Fedorov, Ukrainian tech minister: “I, on the front line without bullets, use cyber weapons”
by Pier Luigi Pisa
“It’s like looking for a needle in a haystack” writes a user on Twitter, about the analysis of detailed images to the discovery of a truck a few meters long among the ruins of the city. Someone suggests focusing on online tools capable of highlighting the thermal anomalies of a certain area: the NASA “Firms” map for fireswhich offers real-time images from the satellite and is open to all, “could be useful”.
A similar tool is Sentinel Hub’s maps, based on images taken by the ESA Sentinel-2 satellite. The limitations of the Nasa and ESA services, however, are the resolution of the images, which are not as detailed as those of Maxar.
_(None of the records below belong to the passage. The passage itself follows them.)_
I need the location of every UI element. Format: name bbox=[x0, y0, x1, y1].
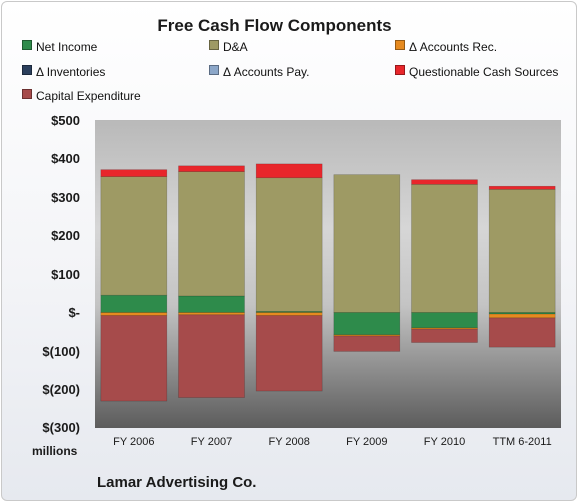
bar-segment bbox=[100, 315, 168, 402]
x-axis-labels: FY 2006 FY 2007 FY 2008 FY 2009 FY 2010 TTM 6… bbox=[113, 436, 552, 448]
bar-segment bbox=[178, 165, 245, 172]
bar-segment bbox=[100, 176, 168, 296]
legend-label: Δ Inventories bbox=[36, 65, 106, 79]
y-tick-label: $100 bbox=[51, 267, 80, 282]
legend-swatch bbox=[22, 89, 32, 99]
bar-segment bbox=[255, 315, 323, 392]
legend-item-questionable-cash: Questionable Cash Sources bbox=[395, 65, 558, 79]
legend-label: Capital Expenditure bbox=[36, 89, 141, 103]
legend-label: D&A bbox=[223, 40, 248, 54]
y-tick-label: $- bbox=[68, 305, 80, 320]
legend-item-accounts-rec: Δ Accounts Rec. bbox=[395, 40, 497, 54]
legend-label: Δ Accounts Pay. bbox=[223, 65, 310, 79]
bar-segment bbox=[488, 185, 556, 190]
y-tick-label: $500 bbox=[51, 113, 80, 128]
x-tick-label: TTM 6-2011 bbox=[493, 436, 552, 448]
legend-label: Questionable Cash Sources bbox=[409, 65, 559, 79]
bar-segment bbox=[100, 169, 168, 177]
legend-item-net-income: Net Income bbox=[22, 40, 97, 54]
bar-segment bbox=[255, 177, 323, 312]
bar-segment bbox=[255, 312, 323, 316]
bar-segment bbox=[333, 335, 401, 352]
bar-segment bbox=[333, 312, 401, 336]
legend-item-accounts-pay: Δ Accounts Pay. bbox=[209, 65, 310, 79]
legend-item-capex: Capital Expenditure bbox=[22, 89, 141, 103]
bar-segment bbox=[488, 317, 556, 348]
y-tick-label: $200 bbox=[51, 228, 80, 243]
legend-label: Δ Accounts Rec. bbox=[409, 40, 498, 54]
legend-swatch bbox=[22, 65, 32, 75]
legend-item-inventories: Δ Inventories bbox=[22, 65, 105, 79]
legend-swatch bbox=[22, 40, 32, 50]
x-tick-label: FY 2009 bbox=[346, 436, 387, 448]
x-tick-label: FY 2007 bbox=[191, 436, 232, 448]
bar-segment bbox=[100, 294, 168, 313]
company-name: Lamar Advertising Co. bbox=[97, 474, 257, 491]
legend-item-da: D&A bbox=[209, 40, 248, 54]
y-tick-label: $300 bbox=[51, 190, 80, 205]
legend-label: Net Income bbox=[36, 40, 98, 54]
bar-segment bbox=[411, 179, 478, 185]
bars-group bbox=[100, 163, 556, 402]
x-tick-label: FY 2008 bbox=[268, 436, 309, 448]
bar-segment bbox=[411, 183, 478, 313]
legend-swatch bbox=[209, 40, 219, 50]
plot-background bbox=[95, 120, 561, 428]
bar-segment bbox=[100, 312, 168, 316]
bar-segment bbox=[178, 295, 245, 313]
bar-segment bbox=[178, 171, 245, 297]
y-tick-label: $(300) bbox=[42, 420, 80, 435]
bar-segment bbox=[488, 189, 556, 313]
x-tick-label: FY 2010 bbox=[424, 436, 465, 448]
bar-segment bbox=[333, 174, 401, 313]
chart-title: Free Cash Flow Components bbox=[157, 16, 392, 35]
bar-segment bbox=[178, 314, 245, 398]
legend-swatch bbox=[209, 65, 219, 75]
units-label: millions bbox=[32, 444, 78, 458]
y-tick-label: $(100) bbox=[42, 344, 80, 359]
bar-segment bbox=[488, 313, 556, 319]
bar-segment bbox=[255, 163, 323, 179]
legend-swatch bbox=[395, 40, 405, 50]
y-tick-label: $(200) bbox=[42, 382, 80, 397]
x-tick-label: FY 2006 bbox=[113, 436, 154, 448]
bar-segment bbox=[411, 328, 478, 343]
y-tick-label: $400 bbox=[51, 151, 80, 166]
bar-segment bbox=[178, 312, 245, 316]
legend-swatch bbox=[395, 65, 405, 75]
bar-segment bbox=[411, 312, 478, 329]
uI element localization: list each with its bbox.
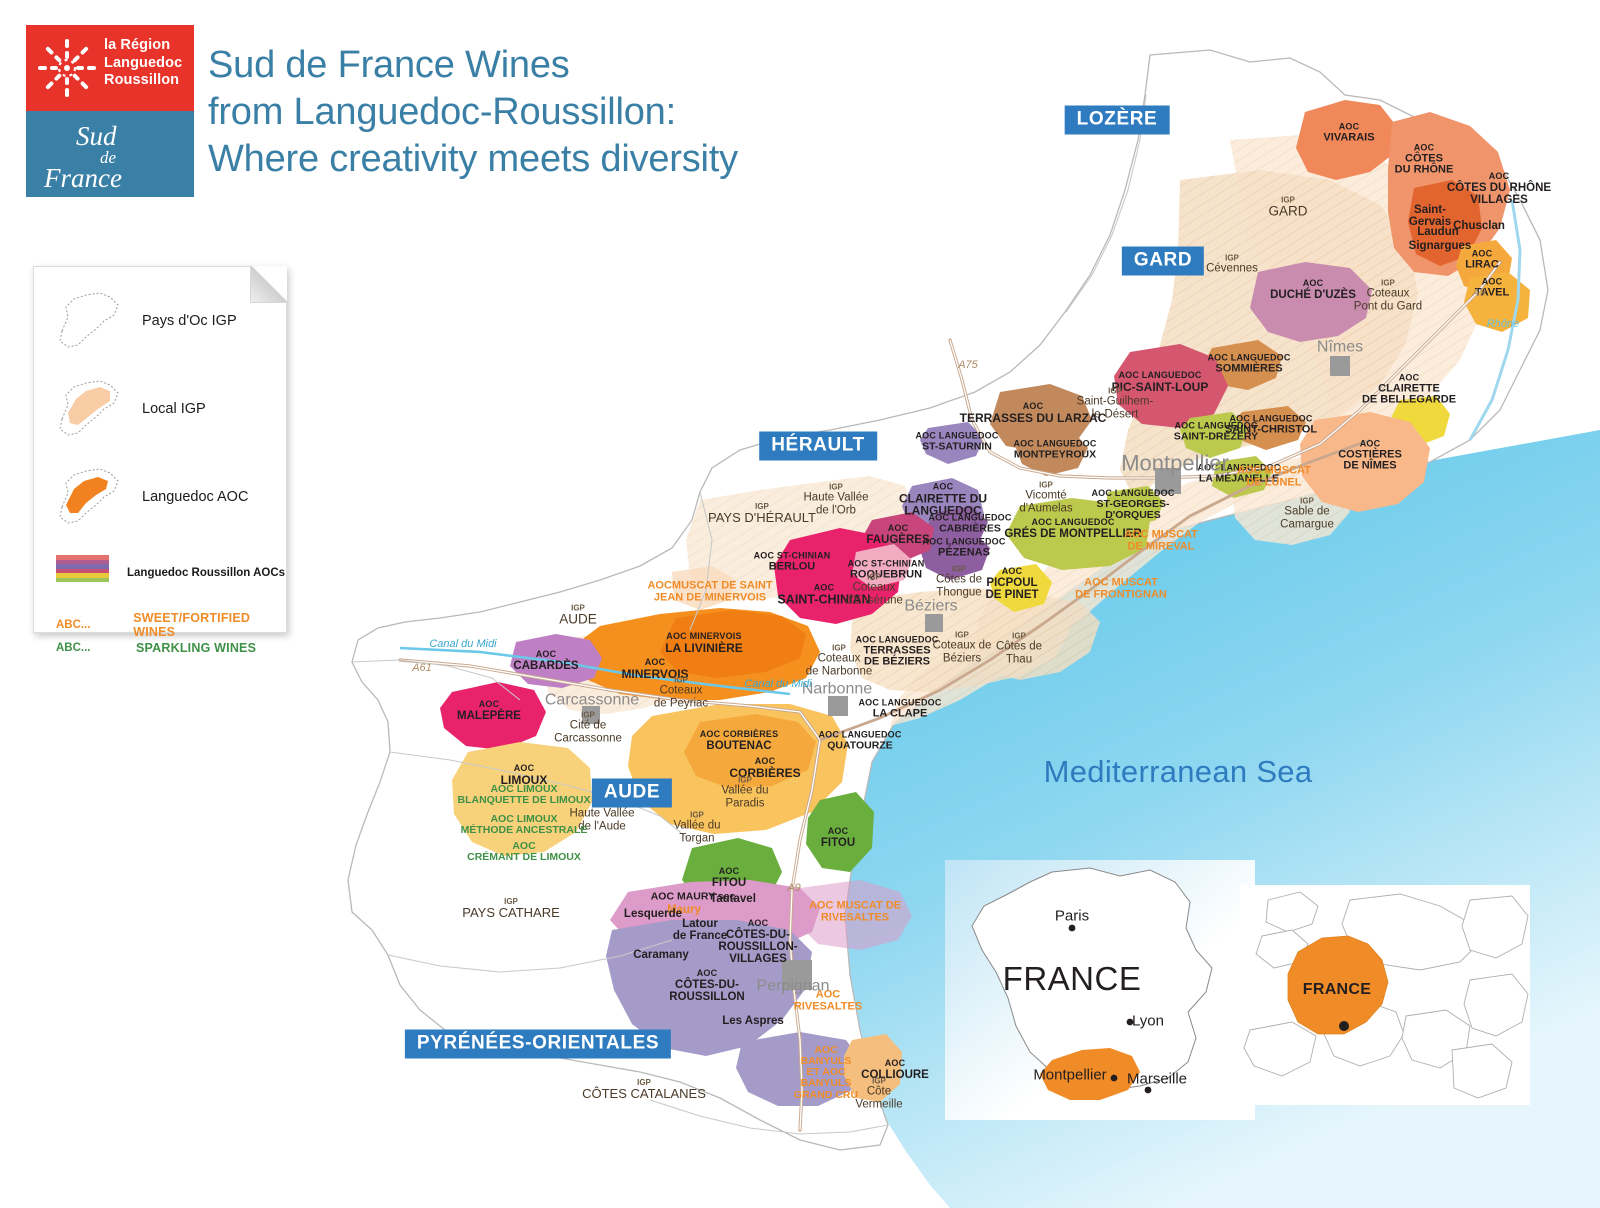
roads-and-rivers [351, 94, 1522, 1135]
legend-label-sweet: SWEET/FORTIFIED WINES [133, 611, 251, 639]
legend-item-lr-aocs: Languedoc Roussillon AOCs [56, 555, 285, 591]
inset-city-label-2: Montpellier [1033, 1066, 1107, 1084]
abc-sweet-sample: ABC... [56, 619, 91, 631]
city-markers [582, 356, 1350, 990]
department-badge-gard: GARD [1121, 246, 1205, 276]
legend-card: Pays d'Oc IGP Local IGP Languedoc AOC [33, 266, 287, 655]
aoc-gres-montpellier [1006, 498, 1150, 570]
aoc-picpoul-pinet [990, 564, 1052, 612]
aoc-montpeyroux [1016, 430, 1088, 476]
aoc-saint-drezery [1180, 412, 1248, 458]
aoc-fitou-east [806, 792, 874, 872]
aoc-la-mejanelle [1212, 456, 1272, 498]
aoc-cdr-villages [1408, 180, 1482, 266]
page-fold-corner [250, 266, 287, 303]
page-title: Sud de France Wines from Languedoc-Rouss… [208, 42, 738, 183]
aoc-regions [440, 100, 1530, 1106]
aoc-stripes-swatch [56, 555, 109, 591]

However, the Nasa and Sentinel maps could give useful indications to narrow the circle. Or to check the state of the crematorium activity which is – as some users have indicated on both Twitter and Telegram – north of the city.
This facility, if the Russians really intended to cremate bodies, could be more effective than oven trucks. As some users on Twitter point out, the cremation of a single human body requires considerable energy and time. A vehicle like the one taken back in 2013 would need a significant amount of fuel or energy supplied from outside to function as a crematorium.
There is no doubt that in Mariupol some local pro-Putin teams are handling the bodies of the people killed. This is evidenced by the photos released by Reuters, in which the corpses are seen piled up on trucks with refrigerated cells. In the description of the images it says that the bodies are transported to the morgue.
Videos and images of the besieged city however, they continue to arrive on Twitter and Telegram. The Mariupol Now account constantly posts pictures of the devastated buildings. The militiamen of the Ukrainian Azov battalion, which continue to fight the Russians in the city, also publish videos taken by drones. The most recent is this from 4 April:
In any case no video released in recent weeks contains any clues that could suggest mobile cremation ovens. It is also true that it is practically impossible to monitor and film from the ground all areas of Mariupol and even those in its vicinity. This is why satellite imagery is essential to understand the past and future of the over 100 thousand people who once lived in the peaceful town of Mariupol.
At least 5 thousand inhabitants, according to what mayor Boychenko has declared, have died. Many others could be found under the rubble of destroyed buildings.